An Intern's Voice: College Affordability and Accessability

Today’s competitive job market and unique economic climate have without a doubt increased the importance of higher education in the view of the collective population, making the availability and affordability of college a common topic of conversation.

According to a recent Gallup poll a majority (61%) of American citizens believe that education beyond high school is available to everyone in the country who needs it. This outlook on availability is promising, as it can result in diverse learning environments which will yield a higher population of educated Americans than ever before, an opportunity I am lucky to be experiencing firsthand. Recent optimism regarding educational opportunities have resulted in classrooms filling with students from all walks of life and have allowed me to form relationships with individuals whose backgrounds could not be more different from my own. However, this statistic is down 6% from last year when 67% of Americans thought that higher education was available. It is difficult to tell whether this slight change of public opinion is a simple coincidence or change of judgment, or whether it is a burgeoning implication of our realization of how difficult it is to afford college today.

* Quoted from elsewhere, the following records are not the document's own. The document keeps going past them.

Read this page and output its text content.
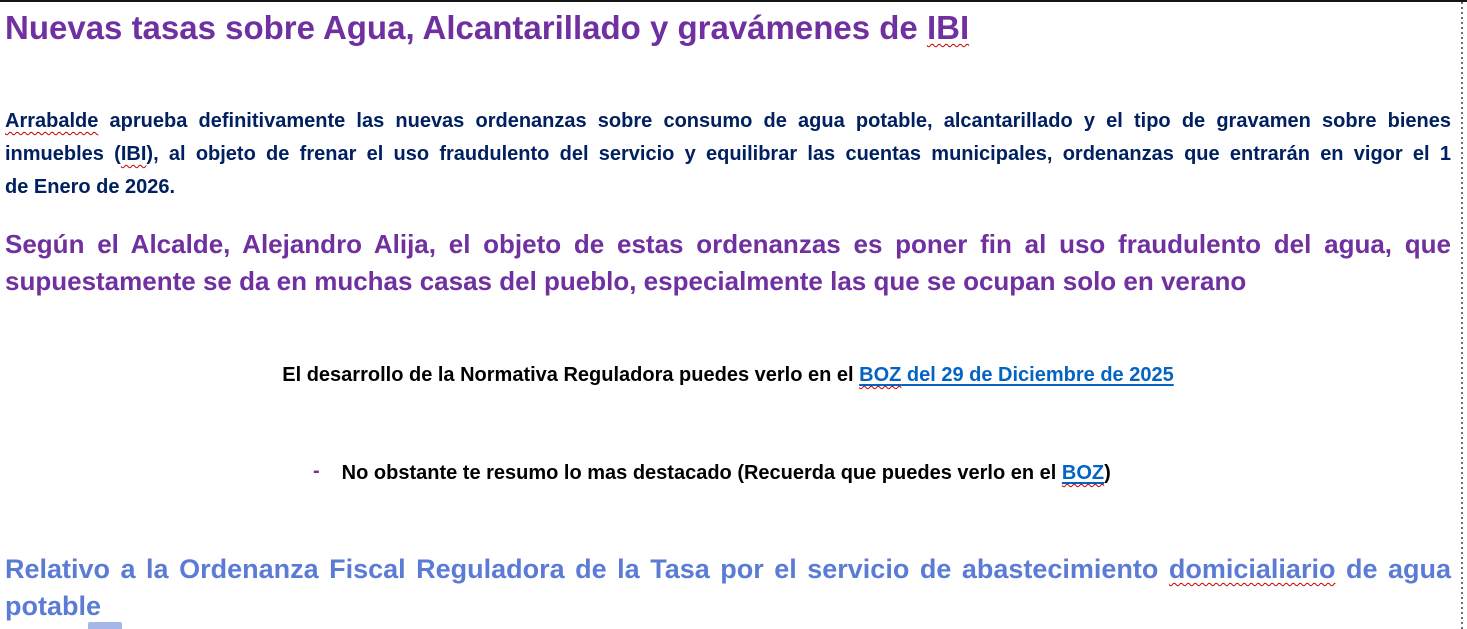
Nuevas tasas sobre Agua, Alcantarillado y gravámenes de IBI
Arrabalde aprueba definitivamente las nuevas ordenanzas sobre consumo de agua potable, alcantarillado y el tipo de gravamen sobre bienes
inmuebles (IBI), al objeto de frenar el uso fraudulento del servicio y equilibrar las cuentas municipales, ordenanzas que entrarán en vigor el 1
de Enero de 2026.
Según el Alcalde, Alejandro Alija, el objeto de estas ordenanzas es poner fin al uso fraudulento del agua, que
supuestamente se da en muchas casas del pueblo, especialmente las que se ocupan solo en verano
El desarrollo de la Normativa Reguladora puedes verlo en el BOZ del 29 de Diciembre de 2025
- No obstante te resumo lo mas destacado (Recuerda que puedes verlo en el BOZ)
Relativo a la Ordenanza Fiscal Reguladora de la Tasa por el servicio de abastecimiento domicialiario de agua
potable
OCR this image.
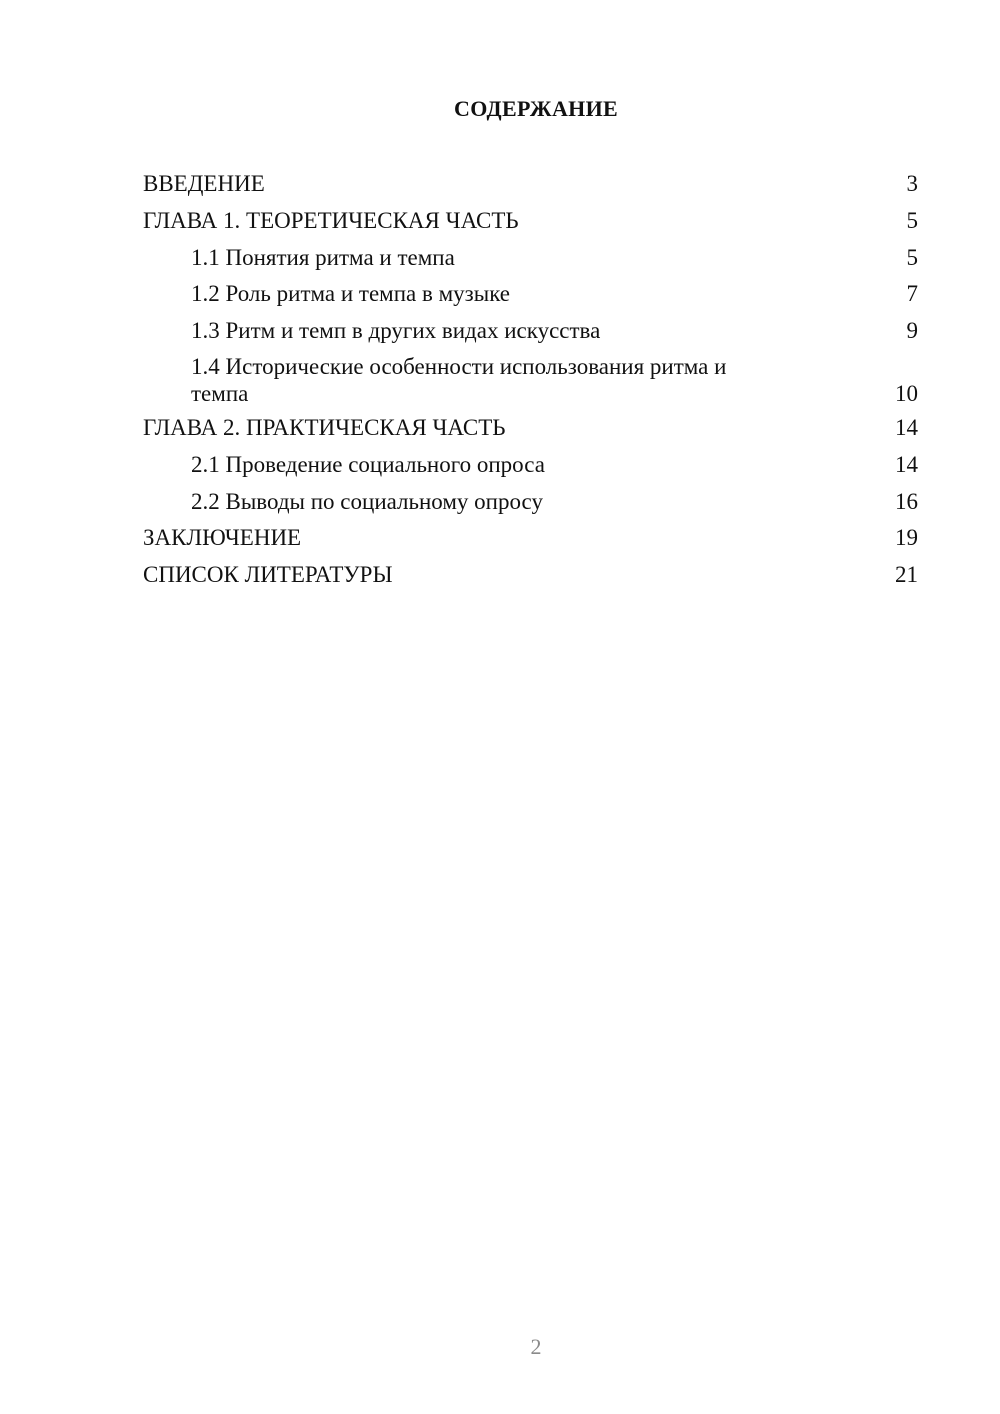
СОДЕРЖАНИЕ
ВВЕДЕНИЕ	3
ГЛАВА 1. ТЕОРЕТИЧЕСКАЯ ЧАСТЬ	5
1.1 Понятия ритма и темпа	5
1.2 Роль ритма и темпа в музыке	7
1.3 Ритм и темп в других видах искусства	9
1.4 Исторические особенности использования ритма и темпа	10
ГЛАВА 2. ПРАКТИЧЕСКАЯ ЧАСТЬ	14
2.1 Проведение социального опроса	14
2.2 Выводы по социальному опросу	16
ЗАКЛЮЧЕНИЕ	19
СПИСОК ЛИТЕРАТУРЫ	21
2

As a student halfway through a bachelor’s degree program, the newness and thrill of college has begun to wear off and the mountain of debt and financial insecurity that comes after graduation looms on my horizon. While I recognize the privileges that my education will grant me, it is hard not to sometimes feel like I’m biting off a little more than I can chew financially, and the aforementioned poll proves that I’m not the only American who feels that paying for college is getting to be pretty difficult. According to the poll, only 21% of U.S. adults think that education beyond high school is affordable. If I were to hazard a guess I would say that this statistic is telling of our population’s workforce, many of whom are silently suffering and saving in order to pay off their own student debt.

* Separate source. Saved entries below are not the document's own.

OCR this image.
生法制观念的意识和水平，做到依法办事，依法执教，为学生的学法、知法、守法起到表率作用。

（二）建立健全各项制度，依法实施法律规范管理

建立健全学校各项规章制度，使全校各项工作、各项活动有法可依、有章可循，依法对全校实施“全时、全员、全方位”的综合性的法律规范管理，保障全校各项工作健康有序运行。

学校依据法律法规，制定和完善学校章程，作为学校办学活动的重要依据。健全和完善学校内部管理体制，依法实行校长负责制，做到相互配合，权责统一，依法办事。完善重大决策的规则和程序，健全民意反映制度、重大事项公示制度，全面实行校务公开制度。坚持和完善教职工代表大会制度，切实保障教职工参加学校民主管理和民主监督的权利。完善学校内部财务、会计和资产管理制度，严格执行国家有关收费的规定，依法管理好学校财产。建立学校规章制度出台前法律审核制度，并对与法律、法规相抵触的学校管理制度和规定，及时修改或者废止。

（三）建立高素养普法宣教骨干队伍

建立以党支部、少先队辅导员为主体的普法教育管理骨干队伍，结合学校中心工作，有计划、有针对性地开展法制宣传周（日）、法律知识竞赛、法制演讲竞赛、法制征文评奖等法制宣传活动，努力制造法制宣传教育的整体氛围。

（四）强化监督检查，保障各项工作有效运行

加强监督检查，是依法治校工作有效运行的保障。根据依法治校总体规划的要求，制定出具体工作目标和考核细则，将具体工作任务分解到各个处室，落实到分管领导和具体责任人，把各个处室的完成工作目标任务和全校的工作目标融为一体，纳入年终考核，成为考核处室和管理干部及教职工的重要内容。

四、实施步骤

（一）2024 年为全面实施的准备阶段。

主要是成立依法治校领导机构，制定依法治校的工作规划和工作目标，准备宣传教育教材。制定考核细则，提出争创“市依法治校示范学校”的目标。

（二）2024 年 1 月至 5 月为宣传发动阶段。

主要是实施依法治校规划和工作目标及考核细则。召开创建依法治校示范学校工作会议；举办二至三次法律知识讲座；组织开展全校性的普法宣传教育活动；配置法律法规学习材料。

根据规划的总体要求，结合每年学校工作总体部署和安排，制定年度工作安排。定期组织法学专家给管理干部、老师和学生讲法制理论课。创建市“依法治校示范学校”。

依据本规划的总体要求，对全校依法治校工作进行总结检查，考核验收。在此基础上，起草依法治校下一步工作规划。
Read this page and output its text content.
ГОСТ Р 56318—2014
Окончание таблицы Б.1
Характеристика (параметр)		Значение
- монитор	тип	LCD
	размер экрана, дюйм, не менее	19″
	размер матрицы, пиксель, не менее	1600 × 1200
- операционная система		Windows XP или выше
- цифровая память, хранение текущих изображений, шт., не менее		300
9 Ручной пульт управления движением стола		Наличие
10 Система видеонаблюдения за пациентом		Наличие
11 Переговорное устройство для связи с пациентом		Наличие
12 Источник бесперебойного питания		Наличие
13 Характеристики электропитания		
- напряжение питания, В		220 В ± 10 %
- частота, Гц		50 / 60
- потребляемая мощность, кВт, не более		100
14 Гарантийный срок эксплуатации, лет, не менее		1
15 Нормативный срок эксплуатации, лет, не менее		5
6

Not to say that I feel as though I can offer a solution, but the 250% increase in tuition at public four-year colleges is certainly a problem. A recent study has found that over a third (35%) of those who have graduated from U.S. colleges from 2000-2014 report graduating with over $25,000 in debt. It isn’t difficult to see why American citizens are discouraged by college affordability after looking at those numbers, especially after considering the importance placed on a college education today.

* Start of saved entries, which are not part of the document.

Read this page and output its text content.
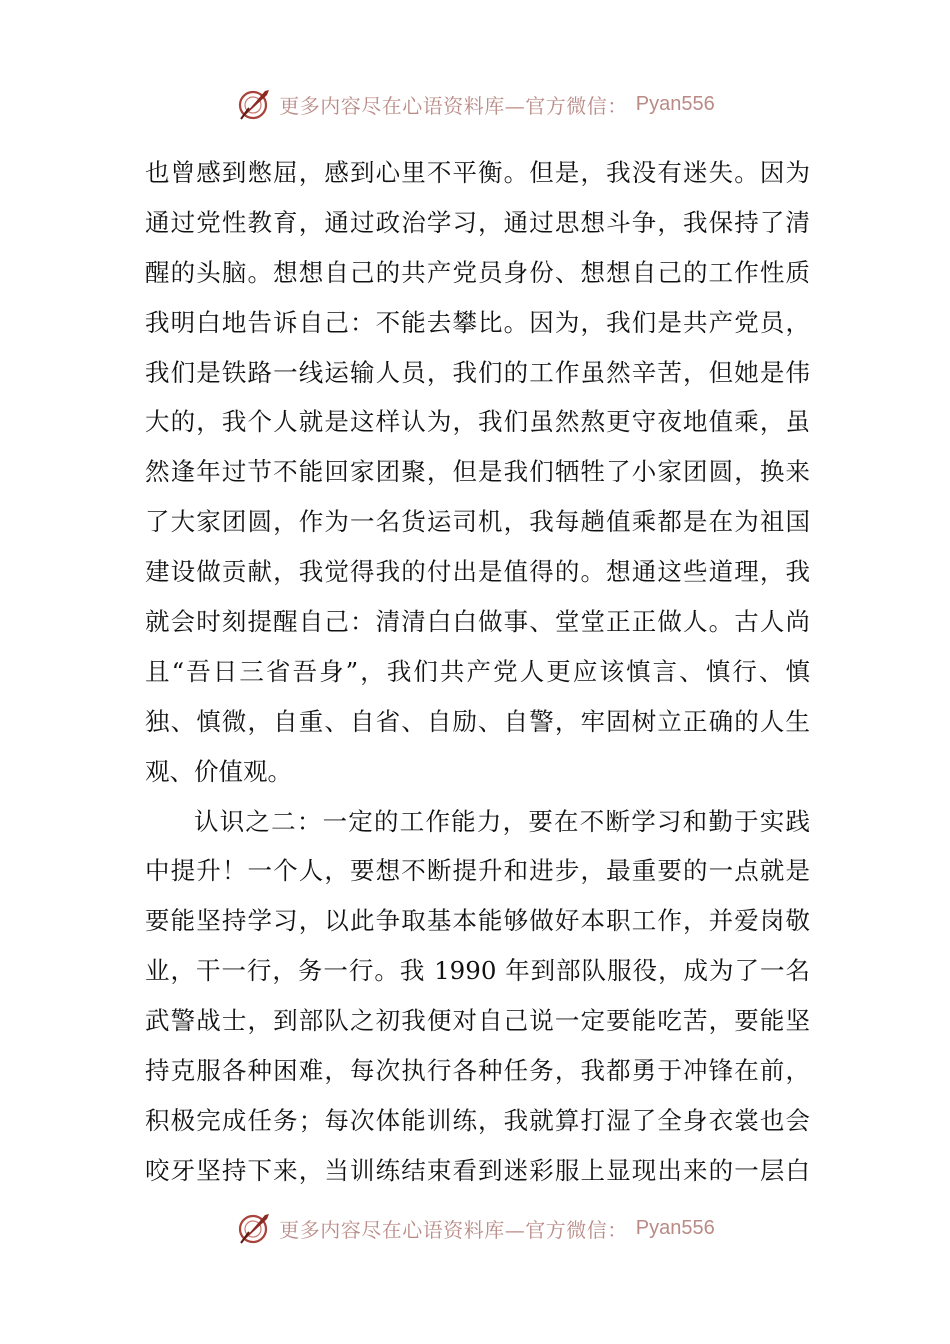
更多内容尽在心语资料库—官方微信： Pyan556
也曾感到憋屈，感到心里不平衡。但是，我没有迷失。因为
通过党性教育，通过政治学习，通过思想斗争，我保持了清
醒的头脑。想想自己的共产党员身份、想想自己的工作性质
我明白地告诉自己：不能去攀比。因为，我们是共产党员，
我们是铁路一线运输人员，我们的工作虽然辛苦，但她是伟
大的，我个人就是这样认为，我们虽然熬更守夜地值乘，虽
然逢年过节不能回家团聚，但是我们牺牲了小家团圆，换来
了大家团圆，作为一名货运司机，我每趟值乘都是在为祖国
建设做贡献，我觉得我的付出是值得的。想通这些道理，我
就会时刻提醒自己：清清白白做事、堂堂正正做人。古人尚
且“吾日三省吾身”，我们共产党人更应该慎言、慎行、慎
独、慎微，自重、自省、自励、自警，牢固树立正确的人生
观、价值观。
认识之二：一定的工作能力，要在不断学习和勤于实践
中提升！一个人，要想不断提升和进步，最重要的一点就是
要能坚持学习，以此争取基本能够做好本职工作，并爱岗敬
业，干一行，务一行。我 1990 年到部队服役，成为了一名
武警战士，到部队之初我便对自己说一定要能吃苦，要能坚
持克服各种困难，每次执行各种任务，我都勇于冲锋在前，
积极完成任务；每次体能训练，我就算打湿了全身衣裳也会
咬牙坚持下来，当训练结束看到迷彩服上显现出来的一层白
更多内容尽在心语资料库—官方微信： Pyan556
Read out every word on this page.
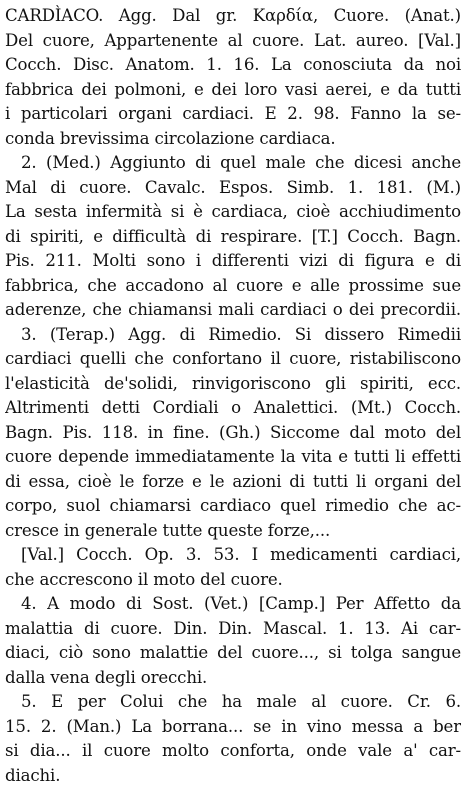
CARDÌACO. Agg. Dal gr. Καρδία, Cuore. (Anat.)
Del cuore, Appartenente al cuore. Lat. aureo. [Val.]
Cocch. Disc. Anatom. 1. 16. La conosciuta da noi
fabbrica dei polmoni, e dei loro vasi aerei, e da tutti
i particolari organi cardiaci. E 2. 98. Fanno la se-
conda brevissima circolazione cardiaca.
2. (Med.) Aggiunto di quel male che dicesi anche
Mal di cuore. Cavalc. Espos. Simb. 1. 181. (M.)
La sesta infermità si è cardiaca, cioè acchiudimento
di spiriti, e difficultà di respirare. [T.] Cocch. Bagn.
Pis. 211. Molti sono i differenti vizi di figura e di
fabbrica, che accadono al cuore e alle prossime sue
aderenze, che chiamansi mali cardiaci o dei precordii.
3. (Terap.) Agg. di Rimedio. Si dissero Rimedii
cardiaci quelli che confortano il cuore, ristabiliscono
l'elasticità de'solidi, rinvigoriscono gli spiriti, ecc.
Altrimenti detti Cordiali o Analettici. (Mt.) Cocch.
Bagn. Pis. 118. in fine. (Gh.) Siccome dal moto del
cuore depende immediatamente la vita e tutti li effetti
di essa, cioè le forze e le azioni di tutti li organi del
corpo, suol chiamarsi cardiaco quel rimedio che ac-
cresce in generale tutte queste forze,...
[Val.] Cocch. Op. 3. 53. I medicamenti cardiaci,
che accrescono il moto del cuore.
4. A modo di Sost. (Vet.) [Camp.] Per Affetto da
malattia di cuore. Din. Din. Mascal. 1. 13. Ai car-
diaci, ciò sono malattie del cuore..., si tolga sangue
dalla vena degli orecchi.
5. E per Colui che ha male al cuore. Cr. 6.
15. 2. (Man.) La borrana... se in vino messa a ber
si dia... il cuore molto conforta, onde vale a' car-
diachi.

The poll indicates that in the public’s opinion the importance of a college education is staggering. Sixty-Nine percent (69%) of the individuals polled stated that they think it is very important to have a degree or professional certificate beyond high school, and an equal percentage claim that in the future it will be even more important to have a degree or professional certificate in order to get a good job. When analyzing this data one may assume that young Americans are viewing college as a necessary debt, and are voluntarily dooming themselves to futures of financial difficulty in order to increase their chances at having a good job and (hopefully) one day reaching economic stability and prosperity.

Students should not need to leave college crippled by debt. Young Americans should be leaving school ready to chase their dreams and begin their adult lives, but are instead being tied down by student loans and ridiculous financial obligations which force them to throw away money that could be stimulating the economy in an innumerable amount of other ways. It will be the responsibility of my generation to make the changes necessary to make our current system of education affordable so that those of the future will be able to learn comfortably and without the weight of a mountain of debt on their backs.